By 2025, the compound annual growth rate of healthcare data is expected to reach 36 percent, surpassing other major industries, including manufacturing, financial services and media/entertainment. This forecast, coupled with continued mergers and acquisitions, means there is more data to protect and manage. To better serve patients, health systems must ensure data integrity and security, while retaining the ability to access, update and share it for continuity of care, compliance, insurance, and legal and patient purposes.
How do we unleash the true power of healthcare data? Stakeholders in the private, public and non-profit sectors continue to debate how to use it for the benefit of patients, healthcare providers and society at large. In the meantime, it is growing in quantity, and the continued M&A trend necessitates that it often be reconfigured for optimum usability. For hospitals and health systems, taking control of their patients’ data destiny is key.
Based on three decades dedicated to healthcare data management strategy, archiving, analytics, and business intelligence, this trend rises to the top of challenges in the gaps of tangible solutions on the ground.
The solution typically involves migrating two to four years’ worth of the acquired organization’s data to the acquirer’s Electronic Health Record (HER) and retaining older or legacy data in a mix of active, cold storage and governance archives. Ideally, the new EHR’s Master Patient Index (MPI) will allow retrieval of the right data for the right patient, but how far back? There is also the possibility that names and records will be mismatched, duplicated or hidden from view altogether, especially when there are acquisitions of a large number of hospitals in the same or surrounding regions.

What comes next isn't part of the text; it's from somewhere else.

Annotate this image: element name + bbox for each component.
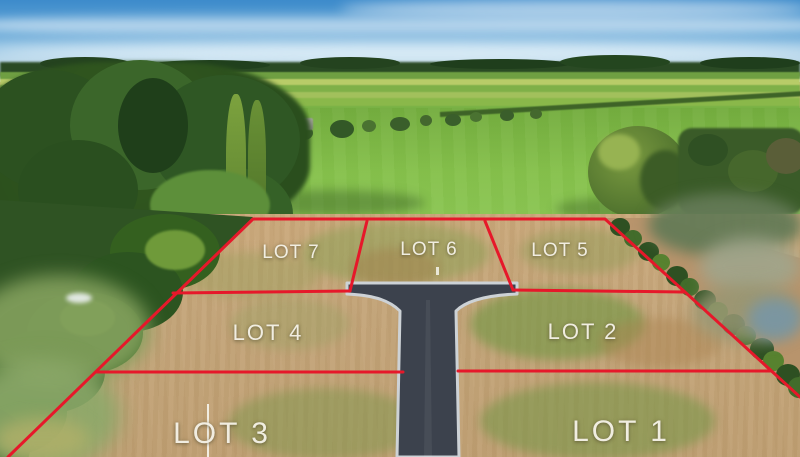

There are steps that health systems can take to ensure that they are maximizing their data’s value, while ensuring its integrity and security, especially in light of the M&A trend. An emerging strategy with health systems that warrants further consideration is closing the data gap prior to MPI patient ID assignment. By thoroughly scoping out the patient population data across the system (including patient demographics, identifiers, originating system, last visit, etc.) health systems can make more informed decisions about what their MPI needs to look like now and in the future, avoid identification issues, and better serve their practitioners and patients with both short- and long-term medical needs.
This strategy also means that health systems will be aligned with the requirements of the 21st Century CURES Act, which mandates patient access to their medical records, and paves the road for Unique Patient Identifiers, interoperability and population health. It’s an important step in the right direction for data management professionals.
We are in the midst of a sea change in how clinical data is going to be collected, protected, connected and shared. If and when Unique Patient Identifiers become commonplace, patients and healthcare providers will have secure access to the right information at the right place and time.